Barbara Preitler is an expert on trauma therapy, with a long experience with survivors of violent conflicts and, in particular, victims of torture. She teaches at a number of universities, and has considerable field experience, eg in Sri Lanka where she has helped to establish an academic trauma counseling program after the 2004 Tsunami. She has written a number of widely acclaimed specialist books, but most of them had not been published in English thus far.
First, the author provides the reader with a theoretical background – but one should not be afraid: the book is well-written, and very useful also for non-professionals. Beginning with mythological roots in many cultures (eg. Penelope’s waiting for her husband Ulysses), Preitler makes mention of disappearances of soldiers (“missed in action”), of the search for surviving relatives after a war, of refugees and migrants on their often long and arduous journeys. She embraces a wide range of aspects, from the historical dimension to the actual situation in an appallingly increasing number of countries: she emphasizes that “enforced disappearances” have become a form of systematic violations of human rights.
Preitler describes the dismaying state of survivors, caught between searching, despair and resignation. She speaks of the need for certainty (eg. exhumations), and the desire for justice. She mentions new forms, eg. truth commissions – following the relatively successful South African example – as important political, but also social and psychological steps in the process of coping. She brings up the wish for real, or at least symbolic or virtual memorial places. She speaks of rituals, and collective forms of coping, e.g. the “Mothers of the Plaza de Mayo”, in Argentina, who are described as a role model for many other associations of relatives elsewhere.
She touches upon the particularly traumatic experience of a loss during childhood, of actual and possible children’s strategies for coping with grief, and the need to tell them the truth at a certain moment in time.
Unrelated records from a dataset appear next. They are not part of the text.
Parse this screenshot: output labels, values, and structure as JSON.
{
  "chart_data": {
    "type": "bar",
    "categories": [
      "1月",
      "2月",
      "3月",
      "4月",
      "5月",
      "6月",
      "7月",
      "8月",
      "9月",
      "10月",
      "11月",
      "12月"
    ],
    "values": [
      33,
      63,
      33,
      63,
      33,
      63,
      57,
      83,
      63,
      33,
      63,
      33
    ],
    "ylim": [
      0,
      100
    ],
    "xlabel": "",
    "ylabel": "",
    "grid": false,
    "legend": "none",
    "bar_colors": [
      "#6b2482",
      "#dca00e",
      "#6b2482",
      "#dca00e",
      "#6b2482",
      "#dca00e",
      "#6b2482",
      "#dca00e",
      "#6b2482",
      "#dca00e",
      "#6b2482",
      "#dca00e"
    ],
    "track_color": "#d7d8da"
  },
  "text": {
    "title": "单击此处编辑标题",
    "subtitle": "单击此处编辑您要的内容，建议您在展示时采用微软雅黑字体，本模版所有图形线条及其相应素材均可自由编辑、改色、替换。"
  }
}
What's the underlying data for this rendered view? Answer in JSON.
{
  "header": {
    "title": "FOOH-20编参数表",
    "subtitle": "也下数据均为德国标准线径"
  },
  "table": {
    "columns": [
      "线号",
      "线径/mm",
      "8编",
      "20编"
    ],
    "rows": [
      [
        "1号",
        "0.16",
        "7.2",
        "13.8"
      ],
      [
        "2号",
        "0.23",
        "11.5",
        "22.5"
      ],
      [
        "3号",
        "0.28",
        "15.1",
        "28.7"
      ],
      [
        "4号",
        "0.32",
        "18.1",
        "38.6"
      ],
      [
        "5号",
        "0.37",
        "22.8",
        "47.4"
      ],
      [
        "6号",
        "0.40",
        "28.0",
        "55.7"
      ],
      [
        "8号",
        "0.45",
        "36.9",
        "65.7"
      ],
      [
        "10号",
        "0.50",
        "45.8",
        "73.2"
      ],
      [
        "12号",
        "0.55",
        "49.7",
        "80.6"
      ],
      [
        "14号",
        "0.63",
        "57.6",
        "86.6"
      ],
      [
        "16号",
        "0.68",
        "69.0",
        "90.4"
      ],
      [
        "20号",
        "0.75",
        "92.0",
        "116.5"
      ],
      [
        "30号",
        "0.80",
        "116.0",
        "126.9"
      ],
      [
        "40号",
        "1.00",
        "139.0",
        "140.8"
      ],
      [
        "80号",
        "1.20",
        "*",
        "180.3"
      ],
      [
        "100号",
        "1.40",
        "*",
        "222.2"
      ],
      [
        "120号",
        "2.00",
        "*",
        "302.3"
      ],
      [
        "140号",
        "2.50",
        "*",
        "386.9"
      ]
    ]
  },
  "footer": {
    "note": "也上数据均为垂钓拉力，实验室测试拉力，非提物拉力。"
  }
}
The last, but not least important chapters of the book are dedicated to the practice of psycho-therapeutic work with traumatized people. Preitler emphasizes the importance of safe counseling relationships, the careful steps, short- and long-term interventions during and / or after a personal catastrophe. For the most part, the book does refrain from speaking of healing: the author defines the scope, the possibilities, but also the limits of trauma therapy, e.g. the necessity at times to accept the irreconcilability.
Preitler spans a wide bridge, from the theoretical bases to many practical examples during decades of her extensive experience. All-in-all, the book is a well-written and tremendously useful compendium.